Since, every time the scheme units are bought at different rates, therefore, with the same SIP amount of money invested at regular intervals, your money would buy fewer units of the mutual fund when markets are up and more when they are down. Thus, an SIP enables you to lower the average cost of your investment and reduce the risk of your investment by spreading your purchase price over time. This is known as rupee cost averaging.
Moreover, an SIP enables you to regularly increase your investment amount by a fixed amount and get the benefit of compounding as you earn returns on the returns generated by your investment. This is called power of compounding.
How To Start SIP Investment?
An SIP can be started following the 5 simple steps:
Step 1: Visit your nearest branch of an asset management company (AMC)/bank/Karvy/CAMS office/mutual fund agent or distributor. Or you can initiate the process online by visiting the website of an AMC or a registered investment adviser (RIA) like Paisabazaar or a mutual fund distributor. RIAs can only provide direct plans of mutual fund schemes and mutual fund distributors can only provide regular plans of mutual fund schemes.

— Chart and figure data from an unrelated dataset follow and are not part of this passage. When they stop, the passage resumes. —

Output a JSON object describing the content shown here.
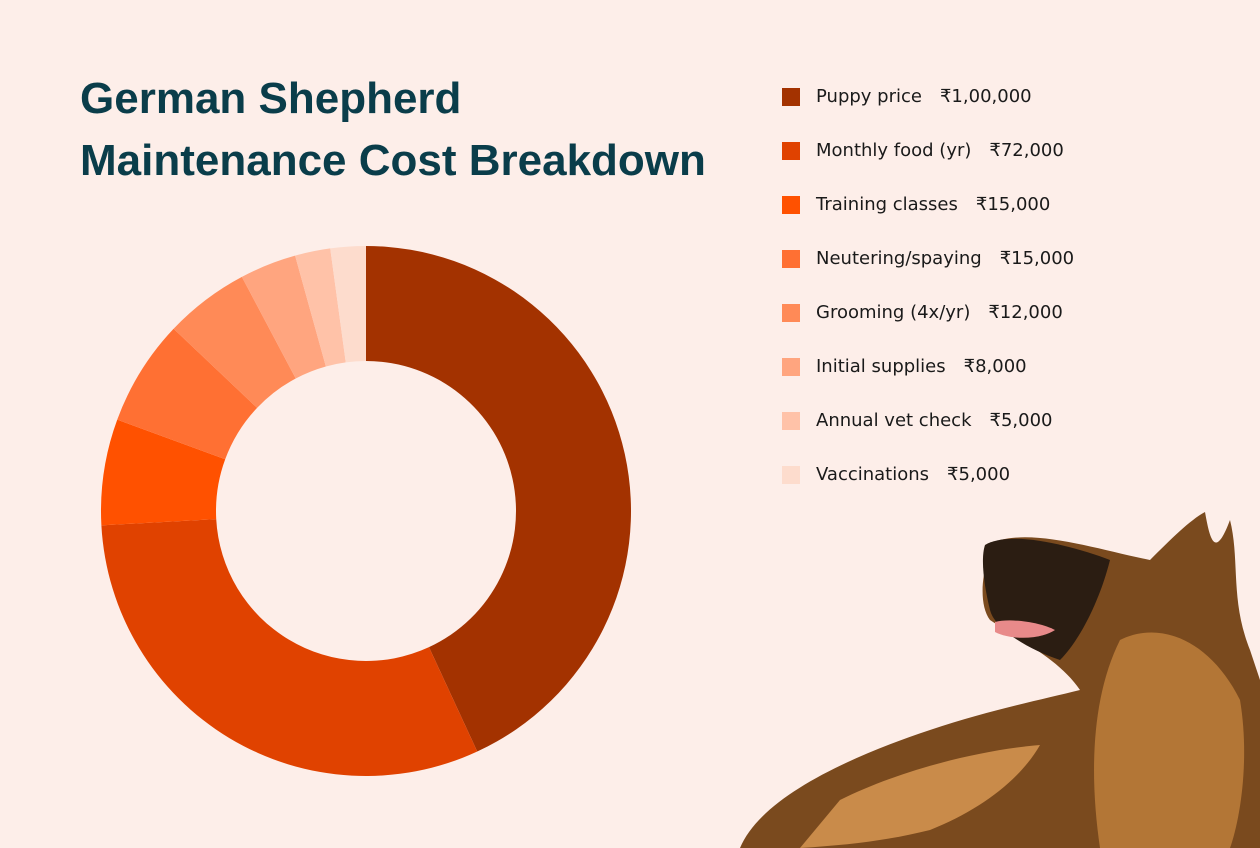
{
  "chart_data": {
    "type": "donut",
    "title": "German Shepherd Maintenance Cost Breakdown",
    "categories": [
      "Puppy price",
      "Monthly food (yr)",
      "Training classes",
      "Neutering/spaying",
      "Grooming (4x/yr)",
      "Initial supplies",
      "Annual vet check",
      "Vaccinations"
    ],
    "values": [
      100000,
      72000,
      15000,
      15000,
      12000,
      8000,
      5000,
      5000
    ],
    "value_labels": [
      "₹1,00,000",
      "₹72,000",
      "₹15,000",
      "₹15,000",
      "₹12,000",
      "₹8,000",
      "₹5,000",
      "₹5,000"
    ],
    "colors": [
      "#a33200",
      "#e04200",
      "#ff5100",
      "#ff7033",
      "#ff8a57",
      "#ffa57f",
      "#ffc2a8",
      "#fddccd"
    ],
    "legend": "right"
  }
}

Step 2: Submit the Know Your Customer (KYC) form to the concerned authority. You can also choose to opt for the e-KYC form which allows you to provide all the details digitally. You need to submit the following documents with your KYC/e-KYC form:
- An identity proof (Aadhaar card, Passport, Voter ID, or Driving Licence)
- PAN card
- An address proof
- A passport-sized photograph
Step 3: Complete In-Person Verification (IPV) as mandated by market-regulator SEBI (Securities and Exchange Board of India) from January 1, 2012. You can complete the IPV in two ways. You can either visit any of the following institutions and submitting the original copy of the above-mentioned documents:
- KYC registration agency (KRA)
- Mutual fund agent/distributor
- Mutual fund registrar
- Karvy/CAMS office
Or, you can complete the IPV via video conferencing using a webcam at a pre-agreed time with the concerned intermediary.
Step 4: Select a mutual fund scheme on the basis of the following factors:
- Financial goal
- Investment time horizon
- Risk tolerance level
- Fund’s performance – against benchmark and against fund category
- Fund’s performance consistency
- Fund manager’s experience
- AMC track record
- Fund’s expense ratio
You can read more about how to select a mutual fund scheme here.
Step 5: Submit the mutual fund application form. This can be done after the completion of the IPV which usually takes 5-7 days. Along the application form, submit the investment cheque amount and a SIP form to begin your SIP investment.